The finding suggests that clinicians “need to pay attention to depressive symptoms during this time in a woman’s life, and perhaps do a more extensive assessment both in terms of the current presentation and a history of depression, so they have a better understanding of what the overall risk is for a major depressive episode and how they might intervene to prevent it,” the study’s principal investigator said at the annual meeting of the North American Menopause Society.
She and her associates analyzed nine years of follow-up data from 221 premenopausal women enrolled at the Pittsburgh site of the Study of Women’s Health Across the Nation, a multisite epidemiologic study designed to examine the health of women during midlife. The researchers used the Nonpatient Structured Clinical Interview for Disorders at baseline to determine lifetime history of major depression and annually to assess current and past-year major depression. They classified the women’s status according to self-reported bleeding criteria as premenopausal, perimenopausal, and postmenopausal on hormones.

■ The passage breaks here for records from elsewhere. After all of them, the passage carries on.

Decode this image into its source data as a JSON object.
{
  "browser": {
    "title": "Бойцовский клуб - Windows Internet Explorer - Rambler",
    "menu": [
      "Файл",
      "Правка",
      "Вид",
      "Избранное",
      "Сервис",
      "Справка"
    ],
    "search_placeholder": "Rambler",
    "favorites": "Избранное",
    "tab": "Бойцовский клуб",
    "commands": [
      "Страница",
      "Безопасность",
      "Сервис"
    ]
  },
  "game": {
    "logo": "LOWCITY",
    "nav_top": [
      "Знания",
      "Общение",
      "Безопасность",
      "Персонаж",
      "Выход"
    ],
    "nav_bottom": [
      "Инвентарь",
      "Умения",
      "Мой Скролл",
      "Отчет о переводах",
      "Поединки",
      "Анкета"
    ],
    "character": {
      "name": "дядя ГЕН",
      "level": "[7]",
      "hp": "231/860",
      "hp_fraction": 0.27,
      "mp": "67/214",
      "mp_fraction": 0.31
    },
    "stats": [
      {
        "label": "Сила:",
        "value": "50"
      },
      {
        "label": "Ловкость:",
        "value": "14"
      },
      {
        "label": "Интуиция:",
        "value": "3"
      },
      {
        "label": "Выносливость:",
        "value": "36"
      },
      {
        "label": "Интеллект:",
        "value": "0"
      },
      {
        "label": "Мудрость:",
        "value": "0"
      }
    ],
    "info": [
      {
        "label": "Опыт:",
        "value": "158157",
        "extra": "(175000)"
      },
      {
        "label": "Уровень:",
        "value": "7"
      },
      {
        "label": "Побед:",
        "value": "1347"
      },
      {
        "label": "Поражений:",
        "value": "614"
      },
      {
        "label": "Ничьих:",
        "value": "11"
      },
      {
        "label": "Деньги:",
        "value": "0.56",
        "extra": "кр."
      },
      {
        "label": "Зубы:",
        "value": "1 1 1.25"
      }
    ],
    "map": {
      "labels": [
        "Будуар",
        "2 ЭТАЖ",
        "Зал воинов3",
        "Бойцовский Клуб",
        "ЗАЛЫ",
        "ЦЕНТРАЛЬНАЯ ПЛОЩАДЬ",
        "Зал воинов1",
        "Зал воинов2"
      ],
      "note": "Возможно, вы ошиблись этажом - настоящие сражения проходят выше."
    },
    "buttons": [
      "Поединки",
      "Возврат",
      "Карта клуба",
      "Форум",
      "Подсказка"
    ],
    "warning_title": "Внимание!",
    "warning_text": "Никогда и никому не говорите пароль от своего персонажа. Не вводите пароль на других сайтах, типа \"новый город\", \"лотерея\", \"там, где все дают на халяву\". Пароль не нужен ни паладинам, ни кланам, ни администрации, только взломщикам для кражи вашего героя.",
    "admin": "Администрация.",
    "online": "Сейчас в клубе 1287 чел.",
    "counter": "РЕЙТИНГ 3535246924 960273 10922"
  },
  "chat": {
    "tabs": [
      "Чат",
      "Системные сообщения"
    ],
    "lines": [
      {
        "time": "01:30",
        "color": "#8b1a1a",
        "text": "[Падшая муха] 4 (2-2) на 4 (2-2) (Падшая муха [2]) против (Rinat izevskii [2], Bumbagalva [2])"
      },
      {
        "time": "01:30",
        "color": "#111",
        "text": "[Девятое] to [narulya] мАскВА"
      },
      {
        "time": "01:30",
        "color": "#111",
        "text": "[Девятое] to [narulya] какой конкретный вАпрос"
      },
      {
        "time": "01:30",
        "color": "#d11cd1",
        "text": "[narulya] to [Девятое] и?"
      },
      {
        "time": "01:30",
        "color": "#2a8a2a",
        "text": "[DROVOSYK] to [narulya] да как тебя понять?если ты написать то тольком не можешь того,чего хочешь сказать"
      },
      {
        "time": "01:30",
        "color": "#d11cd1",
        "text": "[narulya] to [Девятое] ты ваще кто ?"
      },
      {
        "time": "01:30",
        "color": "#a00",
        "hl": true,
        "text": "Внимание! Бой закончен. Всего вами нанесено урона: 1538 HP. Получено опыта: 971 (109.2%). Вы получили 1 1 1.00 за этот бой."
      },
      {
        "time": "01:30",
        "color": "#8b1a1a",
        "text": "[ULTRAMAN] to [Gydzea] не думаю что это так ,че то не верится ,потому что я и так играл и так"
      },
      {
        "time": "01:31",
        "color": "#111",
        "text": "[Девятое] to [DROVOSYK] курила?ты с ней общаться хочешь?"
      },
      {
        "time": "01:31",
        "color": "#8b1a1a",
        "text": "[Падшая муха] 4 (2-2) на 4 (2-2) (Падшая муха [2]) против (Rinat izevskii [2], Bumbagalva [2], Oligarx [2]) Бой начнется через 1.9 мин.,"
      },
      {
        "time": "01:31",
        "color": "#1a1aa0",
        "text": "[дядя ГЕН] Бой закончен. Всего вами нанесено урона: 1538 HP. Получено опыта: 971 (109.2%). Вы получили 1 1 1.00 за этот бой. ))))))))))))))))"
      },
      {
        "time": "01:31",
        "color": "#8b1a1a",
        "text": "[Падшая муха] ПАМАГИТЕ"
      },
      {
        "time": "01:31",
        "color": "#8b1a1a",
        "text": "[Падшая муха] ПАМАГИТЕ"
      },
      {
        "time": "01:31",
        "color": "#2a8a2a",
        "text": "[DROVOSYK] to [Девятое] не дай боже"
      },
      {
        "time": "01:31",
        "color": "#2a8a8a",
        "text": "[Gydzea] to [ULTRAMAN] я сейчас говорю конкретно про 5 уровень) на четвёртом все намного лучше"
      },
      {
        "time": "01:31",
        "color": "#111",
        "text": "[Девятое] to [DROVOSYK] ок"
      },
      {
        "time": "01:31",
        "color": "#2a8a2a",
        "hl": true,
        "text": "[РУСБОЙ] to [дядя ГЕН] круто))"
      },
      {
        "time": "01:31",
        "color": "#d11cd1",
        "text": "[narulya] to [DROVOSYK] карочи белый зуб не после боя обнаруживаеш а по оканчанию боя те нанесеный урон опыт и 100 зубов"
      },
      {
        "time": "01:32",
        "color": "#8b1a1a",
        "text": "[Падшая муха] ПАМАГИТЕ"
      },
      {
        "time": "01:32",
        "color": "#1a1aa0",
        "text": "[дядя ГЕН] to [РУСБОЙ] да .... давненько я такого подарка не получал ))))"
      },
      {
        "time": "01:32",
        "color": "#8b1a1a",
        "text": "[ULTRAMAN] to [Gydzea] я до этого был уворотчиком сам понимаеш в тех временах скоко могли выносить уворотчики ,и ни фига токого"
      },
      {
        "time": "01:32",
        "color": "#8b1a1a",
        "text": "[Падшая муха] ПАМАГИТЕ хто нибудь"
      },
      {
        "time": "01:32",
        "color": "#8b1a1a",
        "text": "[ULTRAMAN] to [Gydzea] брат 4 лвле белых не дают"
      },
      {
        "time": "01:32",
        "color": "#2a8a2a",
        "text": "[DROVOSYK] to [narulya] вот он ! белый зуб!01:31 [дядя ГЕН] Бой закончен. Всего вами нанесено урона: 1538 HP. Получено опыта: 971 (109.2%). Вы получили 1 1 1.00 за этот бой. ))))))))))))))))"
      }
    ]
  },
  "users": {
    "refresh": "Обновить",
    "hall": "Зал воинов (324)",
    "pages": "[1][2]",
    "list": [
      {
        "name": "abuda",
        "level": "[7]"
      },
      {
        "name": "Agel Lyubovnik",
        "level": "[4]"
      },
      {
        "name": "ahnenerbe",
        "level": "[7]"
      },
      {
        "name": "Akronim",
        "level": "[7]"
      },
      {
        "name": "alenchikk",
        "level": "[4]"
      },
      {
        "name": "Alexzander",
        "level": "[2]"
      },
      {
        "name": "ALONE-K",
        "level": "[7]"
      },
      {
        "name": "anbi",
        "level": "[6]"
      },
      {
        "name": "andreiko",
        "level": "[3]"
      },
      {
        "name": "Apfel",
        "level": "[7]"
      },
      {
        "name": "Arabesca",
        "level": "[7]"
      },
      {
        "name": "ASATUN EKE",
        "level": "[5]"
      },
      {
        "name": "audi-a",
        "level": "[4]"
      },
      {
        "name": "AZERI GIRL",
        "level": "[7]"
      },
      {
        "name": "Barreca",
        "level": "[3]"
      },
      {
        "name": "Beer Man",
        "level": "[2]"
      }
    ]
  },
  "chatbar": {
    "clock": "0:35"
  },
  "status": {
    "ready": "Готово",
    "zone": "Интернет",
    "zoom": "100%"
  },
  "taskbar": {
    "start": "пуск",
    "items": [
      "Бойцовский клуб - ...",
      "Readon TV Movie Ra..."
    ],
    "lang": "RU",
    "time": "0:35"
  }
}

Covariates included race, history of major depression at baseline, time-varying age, stressful life events as the loss of a spouse or a job, use of psychotropic medications, and hot flashes/night sweats. Women who reported a bilateral oophorectomy or hysterectomy were not included in the analyses after the procedure.
At baseline the women were between the ages of 42 and 53, reported the associate professor of epidemiology and psychiatry at the University of Pittsburgh. Of the 221 women, 129 (58 percent) transitioned to post menopause over the nine years and 69 (31 percent) experienced at least one major depressive episode. Nearly half of women with a history of a major depression at baseline (47 percent) met criteria for current or past-year major depression, compared with 23 percent of women without a history of major depression at baseline.
Univariate analyses demonstrated that the greatest risk for having a major depressive episode occurred when women were postmenopausal (odds ratio 3.52) or when they were perimenopausal (OR 2.13), compared with when they were premenopausal.
In the fully adjusted multivariate analyses, women remained significantly more likely to have a major depressive episode when they were postmenopausal (OR 3.79) or perimenopausal (OR 2.05). Odd ratios were also significantly greater for African American women (OR 2.10), women with a history of depression (OR 2.97), and women who reported stressful life events (OR 2.90).